Self-esteem atau self-efficacy sama terkait mengenai diri. Ke-2 nya mengulas mengenai keyakinan diri tetapi perbedaannya sedikit saja. Karena sangat miripnya, sering istilah ini membuat anak-anak psikologi ketidaktahuan saat ditanyakan maknanya, bahkan juga beberapa menduga jika maknanya sama. Dibanding lebih pusing dan kebingungan, bisa sekali baca artikel ini.
Self-Esteem versus Self-Efficacy, Apa Perbedaannya?
Artikel ini untuk kamu yang mencari jawaban masalah mengenai ketidaksamaan self-esteem dengan self-efficacy, atau kalian yang kebingungan ketidaksamaan mendetailnya karena gagasan dasarnya serupa. Sama diri kita dan pokoknya mengenai berapa yakin dianya kita pada suatu hal kan? Dibanding kebingungan, silahkan kita masuk langsung ke definisinya!
Pengertian Self-Esteem
Self-esteem ialah sebuah “istilah payung” untuk semuanya hal yang tersangkut harga diri dan keyakinan diri. Reputasi istilah ini uga membimbingnya ke 18.000 study yang menginterogasi topik self-esteem sepanjang 35 tahun ke belakang. (Heine dan Lehman, 2004).
Keutamaan self-esteem pada warga membuat salah paham yang umum yakni keyakinan diri yang rendah itu negatif dan keyakinan diri yang tinggi itu positif. Manning, Bear dan Minke (2006) menjelaskan bila self-esteem sering dilebih-lebihkan di titik jika self-esteem rendah disebutkan untuk sumber semua kejahatan dan self esteem tinggi sebagai karena semua kebaikan.

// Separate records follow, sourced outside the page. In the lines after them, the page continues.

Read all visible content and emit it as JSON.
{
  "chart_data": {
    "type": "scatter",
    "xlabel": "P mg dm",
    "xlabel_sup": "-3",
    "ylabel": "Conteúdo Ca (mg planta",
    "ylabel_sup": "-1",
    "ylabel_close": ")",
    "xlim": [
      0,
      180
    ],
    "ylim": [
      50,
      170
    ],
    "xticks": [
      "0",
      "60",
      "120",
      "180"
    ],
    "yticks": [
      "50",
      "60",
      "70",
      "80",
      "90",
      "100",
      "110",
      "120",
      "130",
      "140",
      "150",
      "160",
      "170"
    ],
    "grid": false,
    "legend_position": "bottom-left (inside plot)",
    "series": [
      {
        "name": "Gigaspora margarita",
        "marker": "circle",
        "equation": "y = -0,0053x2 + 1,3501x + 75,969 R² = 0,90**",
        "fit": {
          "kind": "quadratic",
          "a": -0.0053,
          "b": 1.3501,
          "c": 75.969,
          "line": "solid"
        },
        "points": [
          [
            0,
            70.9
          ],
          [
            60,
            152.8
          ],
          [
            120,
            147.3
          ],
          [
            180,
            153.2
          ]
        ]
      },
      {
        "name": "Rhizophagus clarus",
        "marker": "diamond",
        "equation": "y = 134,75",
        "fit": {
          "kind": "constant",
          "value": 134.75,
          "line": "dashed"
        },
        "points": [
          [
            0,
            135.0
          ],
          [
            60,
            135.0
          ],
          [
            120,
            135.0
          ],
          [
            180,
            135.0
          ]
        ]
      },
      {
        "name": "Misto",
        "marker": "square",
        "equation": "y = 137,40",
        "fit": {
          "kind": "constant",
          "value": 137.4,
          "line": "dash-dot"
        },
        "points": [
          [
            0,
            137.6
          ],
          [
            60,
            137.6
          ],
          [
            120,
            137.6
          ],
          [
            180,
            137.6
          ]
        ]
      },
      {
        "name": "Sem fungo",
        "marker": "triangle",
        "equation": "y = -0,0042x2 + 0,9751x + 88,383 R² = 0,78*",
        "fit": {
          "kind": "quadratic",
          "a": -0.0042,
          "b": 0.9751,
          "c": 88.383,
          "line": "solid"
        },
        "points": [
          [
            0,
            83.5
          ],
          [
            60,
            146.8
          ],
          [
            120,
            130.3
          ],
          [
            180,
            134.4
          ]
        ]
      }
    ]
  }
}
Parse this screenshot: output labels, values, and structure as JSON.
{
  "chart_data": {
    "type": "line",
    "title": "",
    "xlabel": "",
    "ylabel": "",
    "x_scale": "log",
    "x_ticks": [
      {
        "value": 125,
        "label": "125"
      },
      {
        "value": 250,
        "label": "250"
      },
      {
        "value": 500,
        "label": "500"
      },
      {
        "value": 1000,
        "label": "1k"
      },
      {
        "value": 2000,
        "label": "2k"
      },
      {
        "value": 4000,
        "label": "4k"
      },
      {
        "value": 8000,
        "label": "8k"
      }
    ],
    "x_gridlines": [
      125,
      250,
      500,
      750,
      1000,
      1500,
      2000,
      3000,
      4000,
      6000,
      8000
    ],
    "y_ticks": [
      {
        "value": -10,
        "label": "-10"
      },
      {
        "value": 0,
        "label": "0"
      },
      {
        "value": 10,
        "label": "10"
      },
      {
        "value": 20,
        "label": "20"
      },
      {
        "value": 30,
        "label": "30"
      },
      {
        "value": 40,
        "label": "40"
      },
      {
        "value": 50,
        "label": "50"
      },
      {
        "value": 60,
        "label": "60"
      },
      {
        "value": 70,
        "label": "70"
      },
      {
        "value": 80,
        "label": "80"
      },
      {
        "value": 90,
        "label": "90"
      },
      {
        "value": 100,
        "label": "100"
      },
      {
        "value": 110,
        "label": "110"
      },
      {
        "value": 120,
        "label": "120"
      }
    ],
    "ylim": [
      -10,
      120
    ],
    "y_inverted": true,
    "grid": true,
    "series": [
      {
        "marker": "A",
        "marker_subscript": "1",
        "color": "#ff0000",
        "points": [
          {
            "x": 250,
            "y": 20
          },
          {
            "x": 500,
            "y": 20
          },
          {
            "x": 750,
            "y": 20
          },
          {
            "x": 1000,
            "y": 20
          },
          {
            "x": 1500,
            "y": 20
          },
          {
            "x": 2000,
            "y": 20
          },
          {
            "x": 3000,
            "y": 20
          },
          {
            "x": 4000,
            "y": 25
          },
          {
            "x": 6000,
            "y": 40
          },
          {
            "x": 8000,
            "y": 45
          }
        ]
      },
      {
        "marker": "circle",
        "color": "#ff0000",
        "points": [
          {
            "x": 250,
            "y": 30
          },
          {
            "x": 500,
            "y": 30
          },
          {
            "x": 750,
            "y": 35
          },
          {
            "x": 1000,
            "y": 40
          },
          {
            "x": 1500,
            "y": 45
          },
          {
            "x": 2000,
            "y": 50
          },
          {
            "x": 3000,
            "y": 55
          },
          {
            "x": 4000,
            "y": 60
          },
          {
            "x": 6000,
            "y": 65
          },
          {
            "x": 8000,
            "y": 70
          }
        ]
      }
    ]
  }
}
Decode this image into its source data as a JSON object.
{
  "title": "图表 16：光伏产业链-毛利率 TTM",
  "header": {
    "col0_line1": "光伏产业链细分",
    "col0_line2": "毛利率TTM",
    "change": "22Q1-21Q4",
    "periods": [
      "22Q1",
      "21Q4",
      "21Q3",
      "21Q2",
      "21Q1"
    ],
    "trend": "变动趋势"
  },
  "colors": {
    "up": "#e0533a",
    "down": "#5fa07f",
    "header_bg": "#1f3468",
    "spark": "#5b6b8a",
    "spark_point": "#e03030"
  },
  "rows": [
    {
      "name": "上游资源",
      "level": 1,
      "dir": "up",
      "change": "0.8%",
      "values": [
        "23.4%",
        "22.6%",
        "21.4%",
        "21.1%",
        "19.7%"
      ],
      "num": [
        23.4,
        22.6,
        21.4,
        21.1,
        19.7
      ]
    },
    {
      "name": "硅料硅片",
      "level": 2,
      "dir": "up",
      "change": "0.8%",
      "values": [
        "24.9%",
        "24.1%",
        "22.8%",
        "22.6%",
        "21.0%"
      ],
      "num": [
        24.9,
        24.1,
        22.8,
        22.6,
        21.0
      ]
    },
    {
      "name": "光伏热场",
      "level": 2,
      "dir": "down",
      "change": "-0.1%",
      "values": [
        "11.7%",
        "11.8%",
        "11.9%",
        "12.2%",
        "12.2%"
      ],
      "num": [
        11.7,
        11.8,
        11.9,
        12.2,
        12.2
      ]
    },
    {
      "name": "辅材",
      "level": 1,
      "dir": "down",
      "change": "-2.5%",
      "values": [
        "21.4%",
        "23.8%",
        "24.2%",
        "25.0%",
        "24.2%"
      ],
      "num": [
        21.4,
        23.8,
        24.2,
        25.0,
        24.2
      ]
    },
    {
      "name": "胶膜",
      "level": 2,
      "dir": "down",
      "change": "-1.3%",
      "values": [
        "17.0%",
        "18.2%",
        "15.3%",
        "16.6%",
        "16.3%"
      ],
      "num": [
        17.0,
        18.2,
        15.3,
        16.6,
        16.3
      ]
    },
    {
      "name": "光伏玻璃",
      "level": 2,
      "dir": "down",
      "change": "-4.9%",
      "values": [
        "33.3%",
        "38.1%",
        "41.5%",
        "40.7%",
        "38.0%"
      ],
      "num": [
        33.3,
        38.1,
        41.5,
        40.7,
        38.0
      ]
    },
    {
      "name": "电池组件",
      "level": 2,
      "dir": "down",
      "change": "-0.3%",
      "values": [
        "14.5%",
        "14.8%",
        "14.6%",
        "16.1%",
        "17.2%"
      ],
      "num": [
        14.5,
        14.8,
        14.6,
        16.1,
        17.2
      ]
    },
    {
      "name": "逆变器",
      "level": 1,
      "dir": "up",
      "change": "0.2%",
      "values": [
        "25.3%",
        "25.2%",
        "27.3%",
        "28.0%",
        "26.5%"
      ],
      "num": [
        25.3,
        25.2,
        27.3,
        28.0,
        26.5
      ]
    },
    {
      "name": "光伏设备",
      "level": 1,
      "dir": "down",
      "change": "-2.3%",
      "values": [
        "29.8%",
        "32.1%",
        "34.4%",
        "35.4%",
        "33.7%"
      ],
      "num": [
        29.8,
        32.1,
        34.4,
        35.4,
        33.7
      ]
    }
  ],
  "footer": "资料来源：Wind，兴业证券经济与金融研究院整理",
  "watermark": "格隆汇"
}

Self-esteem sebagai penilaian lengkap dari pribadi pada dirinya (Bailey, 2003). Terhitung pemahaman berkenaan self-worth, self respect, self confidence, dan penglihatan berkenaan diri kita (Sedikides dan Gress, 2003). Penilaian pribadi ini meliputi identitas dan langkah hidup, kekuatan dan perjalanan hidup, beberapa hal yang dipunyai, dan beragam hal yang lain yang sering jadi parameter warga dalam memandang seseorang.
Makin bertambah atribut positif yang dipunyai pribadi, karena itu makin tinggi juga keyakinan dianya dan sedikit rendah insekuritas yang dipunyai. Hal yang kebalikannya berlaku, makin berkurang atribut positifnya dibanding atribut negatif karena itu keyakinan dan harga diri akan makin rendah.
Stets dan Burke (2004) menyampaikan tiga dimensi pada self-esteem yang didasari; Worth, Authenticity, dan Efficacy. Secara urut, masing-masing dimensi ini ada dari klarifikasi dari sosial/barisan, peranan dalam warga, dan identitas pribadi itu. Teori ini sebagai peningkatan dari punya rasio Rosenberg (1979) dengan menghitung acceptance dan respect partisipannya.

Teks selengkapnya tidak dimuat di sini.